Machine Learning in Java (book) (Other amazing things)
My second book "Machine Learning in Java" will provide you with the recipes and tools you need to quickly gain insight from complex data. You will learn how to apply machine learning methods to a variety of common tasks including classification, prediction, forecasting, market basket analysis, clustering, anomaly detection, recommendations, activity recognition, image recognition, and text analysis. By applying the most effective machine learning methods to real-world problems, you will gain hands-on experience that will transform the way you think about data. The book covers libraries such as Weka, Apache Mahout, Mallet, DeepLearning4java, and others.
Instant Weka How-to (book) (Other amazing things)
I authored the book Instant Weka How-to, which shows how to include Weka’s machinery in your Java application by implementing cutting-edge data-mining aspects such as regression and classification, forecasting, decision making, and recommendations.

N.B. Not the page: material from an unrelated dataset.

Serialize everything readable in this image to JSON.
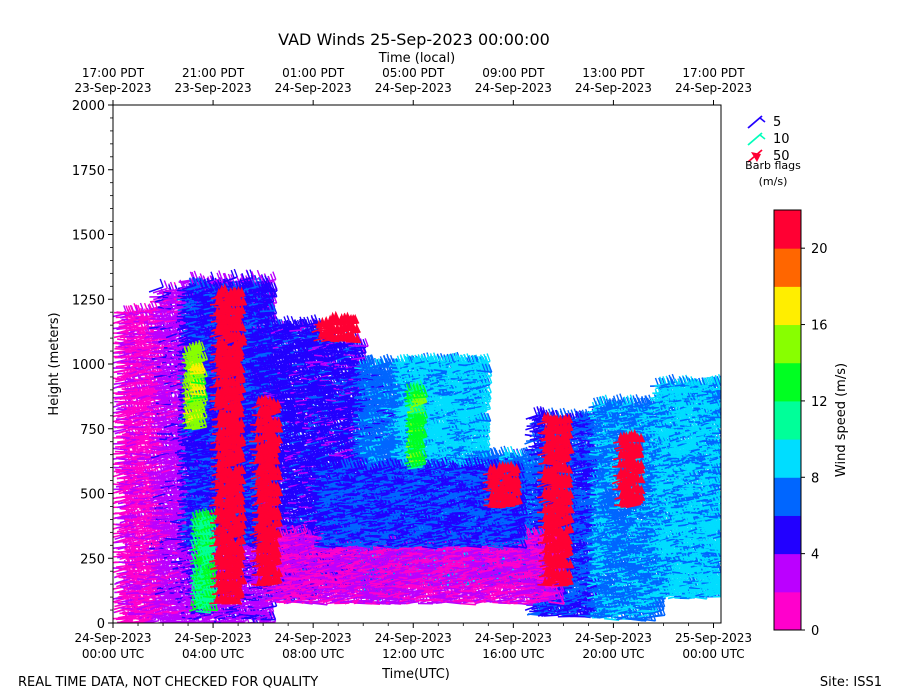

The book starts by importing and preparing the data, and then moves on to more serious topics on classification, regression, clustering, and evaluation. The book also shows you how to implement online learning and how to create your own classifier. It includes several application examples such as house price prediction, stock value forecasting, and decision making for direct marketing.
Confidence: Ubiquitous Care System to Support Independent Living (Development)
The Confidence system aims at helping the elderly stay independent longer by detecting falls and unusual movement which may indicate a health problem. The system uses location sensors and wearable tags to determine the coordinates of the user’s body parts, and an accelerometer to detect fall impact and movement. Machine learning is combined with domain knowledge in the form of rules to recognize the user’s activity. The fall detection employs a similar combination of machine learning and domain knowledge. It was tested on five atypical falls and events that can be easily mistaken for a fall. While neither sensor type can correctly recognize all of these events on its own, the combination of both sensor types yields highly accurate fall detection. In addition, the detection of unusual movement can observe both the user’s micro-movement and macro-movement. This makes it possible to detect most types of threats to the user’s health and well-being manifesting in his/her movement.
Recommendation System for Mobile Turist Guide (Development)
The application first asks you where and when you want to go, and what kind of sights you are interested in. It then prepares the perfect itinerary for you, using artificial intelligence to learn your preferences from your ratings of the sights you have seen, as well as ratings of other users with similar tastes. Finally, it guides you on your trip, showing the sights on the map and providing written and spoken descriptions.
The application uses a hybrid recommender system based on expert knowledge, user ratings, and user profiles to filter relevant points of interest (POI). After that, it solves two coupled NP-complete problems, namely the knapsack problem and traveling salesman problem, to choose a subset of relevant POI and to find the optimal path between them.
Suspicious Behavior Detection (Development)
In many domains, no single observation event is sufficient to determine that the behavior is suspicious. Instead, suspiciousness must be inferred from a combination of multiple events, where events refer to the individual’s interactions with other individuals or environment. Hence, a detection system must employ a detector that combines evidence from multiple events unlike most previous work which focuses on the detection of a single, clearly suspicious event. We studied several detectors and proposed a novel F-UPR detector. The evaluation was performed in a simulated airport domain, where the goal is to catch a suspicious passenger that avoids security personnel while trying to achieve a secured point.
An Advanced Biometric Access Control System (Development)
Biometric and smart card access points are increasingly becoming equipped with additional input sensors, integrated intelligent video surveillance systems, and advanced intelligent methods that learn from experience. We have designed a flexible modular system based on integration of arbitrary access control sensors and an arbitrary number of stand-alone modules. The system was tested with four sensors (door sensor, identity card reader, fingerprint reader, camera) and four independent modules (expert-defined rules, micro learning, macro learning and visual learning). The designed prototype shows encouraging results and justifies integration of intelligent detection of unusual behavior in future access control systems for intelligent homes, industry facilities, offices, hospitals, military campuses, etc.